The seven organizations still awaiting legislative action are the proposed Ministry of Economic and Energy Affairs (currently the Ministry of Economic Affairs), Ministry of Transportation and Construction (now the Ministry of Transportation and Communications), Ministry of Agriculture (Council of Agriculture), Ministry of Environment and Natural Resources (mainly the Environmental Protection Administration), Ministry of Interior, Mainland Affairs Council, and a new Ocean Affairs Council.
The hold-up in approval reflects a wider phenomenon in the LY – the practice in the parliamentary body, despite the large KMT majority, of seeking consensus among various political forces before voting on major bills. The new organizational statute for the Mainland Affairs Council, for instance, has been blocked by the Taiwan Solidarity Union, whose party caucus opposes the idea of mutual establishment of official representative offices by Taiwan and China.

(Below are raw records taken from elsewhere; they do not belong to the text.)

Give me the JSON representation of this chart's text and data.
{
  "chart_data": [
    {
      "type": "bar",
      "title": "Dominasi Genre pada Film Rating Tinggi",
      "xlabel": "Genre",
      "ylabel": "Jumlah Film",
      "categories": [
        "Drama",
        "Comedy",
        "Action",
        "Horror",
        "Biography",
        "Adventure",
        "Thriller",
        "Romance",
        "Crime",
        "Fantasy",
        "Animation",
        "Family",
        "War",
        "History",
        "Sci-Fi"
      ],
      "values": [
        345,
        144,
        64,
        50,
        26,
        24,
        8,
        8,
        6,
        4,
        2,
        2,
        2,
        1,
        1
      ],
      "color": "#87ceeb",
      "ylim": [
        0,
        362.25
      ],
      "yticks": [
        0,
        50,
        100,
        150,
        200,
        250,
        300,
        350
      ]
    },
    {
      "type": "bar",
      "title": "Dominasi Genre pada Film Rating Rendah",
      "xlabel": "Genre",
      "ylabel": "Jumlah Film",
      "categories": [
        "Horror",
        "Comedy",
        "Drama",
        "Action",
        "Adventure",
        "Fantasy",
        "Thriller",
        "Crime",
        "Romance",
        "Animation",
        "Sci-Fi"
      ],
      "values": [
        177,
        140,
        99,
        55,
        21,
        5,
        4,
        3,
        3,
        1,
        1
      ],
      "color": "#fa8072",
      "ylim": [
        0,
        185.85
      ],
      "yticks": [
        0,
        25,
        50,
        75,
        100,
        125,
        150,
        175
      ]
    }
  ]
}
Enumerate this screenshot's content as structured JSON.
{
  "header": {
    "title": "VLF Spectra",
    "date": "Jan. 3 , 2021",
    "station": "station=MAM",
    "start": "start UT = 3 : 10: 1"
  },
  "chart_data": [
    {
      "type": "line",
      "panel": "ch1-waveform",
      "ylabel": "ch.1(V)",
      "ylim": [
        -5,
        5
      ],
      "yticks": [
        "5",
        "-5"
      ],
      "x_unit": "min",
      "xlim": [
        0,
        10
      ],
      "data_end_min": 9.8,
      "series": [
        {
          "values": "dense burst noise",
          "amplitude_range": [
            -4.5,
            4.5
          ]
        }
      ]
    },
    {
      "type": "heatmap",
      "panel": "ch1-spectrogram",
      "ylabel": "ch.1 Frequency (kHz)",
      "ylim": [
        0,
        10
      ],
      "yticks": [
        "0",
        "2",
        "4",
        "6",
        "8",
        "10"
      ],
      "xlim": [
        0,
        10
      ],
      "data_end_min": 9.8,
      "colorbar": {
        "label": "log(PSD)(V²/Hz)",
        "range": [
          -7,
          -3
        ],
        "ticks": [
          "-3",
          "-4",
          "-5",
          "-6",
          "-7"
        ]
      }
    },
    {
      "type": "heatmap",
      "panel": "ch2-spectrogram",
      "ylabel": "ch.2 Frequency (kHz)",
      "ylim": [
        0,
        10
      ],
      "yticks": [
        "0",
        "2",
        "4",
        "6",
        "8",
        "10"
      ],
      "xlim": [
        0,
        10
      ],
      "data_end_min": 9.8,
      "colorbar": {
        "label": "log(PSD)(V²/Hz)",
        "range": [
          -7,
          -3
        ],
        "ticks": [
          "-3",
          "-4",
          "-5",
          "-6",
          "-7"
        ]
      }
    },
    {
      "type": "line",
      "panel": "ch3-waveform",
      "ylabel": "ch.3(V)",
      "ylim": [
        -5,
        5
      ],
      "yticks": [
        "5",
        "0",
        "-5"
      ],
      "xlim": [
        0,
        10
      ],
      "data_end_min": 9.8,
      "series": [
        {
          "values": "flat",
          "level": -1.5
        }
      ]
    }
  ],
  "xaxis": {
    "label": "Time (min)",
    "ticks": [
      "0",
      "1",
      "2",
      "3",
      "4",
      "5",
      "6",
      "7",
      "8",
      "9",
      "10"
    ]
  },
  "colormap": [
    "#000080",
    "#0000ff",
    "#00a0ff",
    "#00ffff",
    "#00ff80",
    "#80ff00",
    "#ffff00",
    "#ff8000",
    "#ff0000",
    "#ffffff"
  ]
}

Negotiations among the legislative caucuses of the various parties have reportedly ironed out most of the major differences that were blocking approval of enabling legislation. Agreement was reached, for example, to keep the Central Weather Bureau under the Ministry of Transportation and Construction, rather than transfer it to the Ministry of Environment and Natural Resources as originally planned; to incorporate the Mongolian and Tibetan Affairs Commission into the Mainland Affairs Council; and to retain the Taiwan Forestry Research Institute under the Ministry of Agriculture to facilitate forestation, instead of transferring it to the Ministry of Environment and National Resources (although the Ministry will still take over the Institute’s functions related to biodiversity and the preservation of natural resources).
Still to be resolved, however, are several divergent bills put forth by individual legislators – in addition to a bill formulated by the Executive Yuan – for the organizational statute of the Ocean Affairs Council. The Council is expected to incorporate the existing Coast Guard Administration, along with new entities responsible for the oceanic policy planning and promotion, oceanic resources, maritime safety, coastal management, and oceanic culture/education.
In addition, some legislators are asking for reconsideration of a previously reached consensus that the Ministry of Environment and Natural Resources structure would include both a National Parks Administration (upgraded from the current National Parks Department under the Ministry of Interior) and a Forestry and Conservation Administration (from the existing Forestry Bureau of the Council of Agriculture). Maintaining that the functions of the two administrations heavily overlap, these lawmakers are calling for them to be combined under the reorganization program.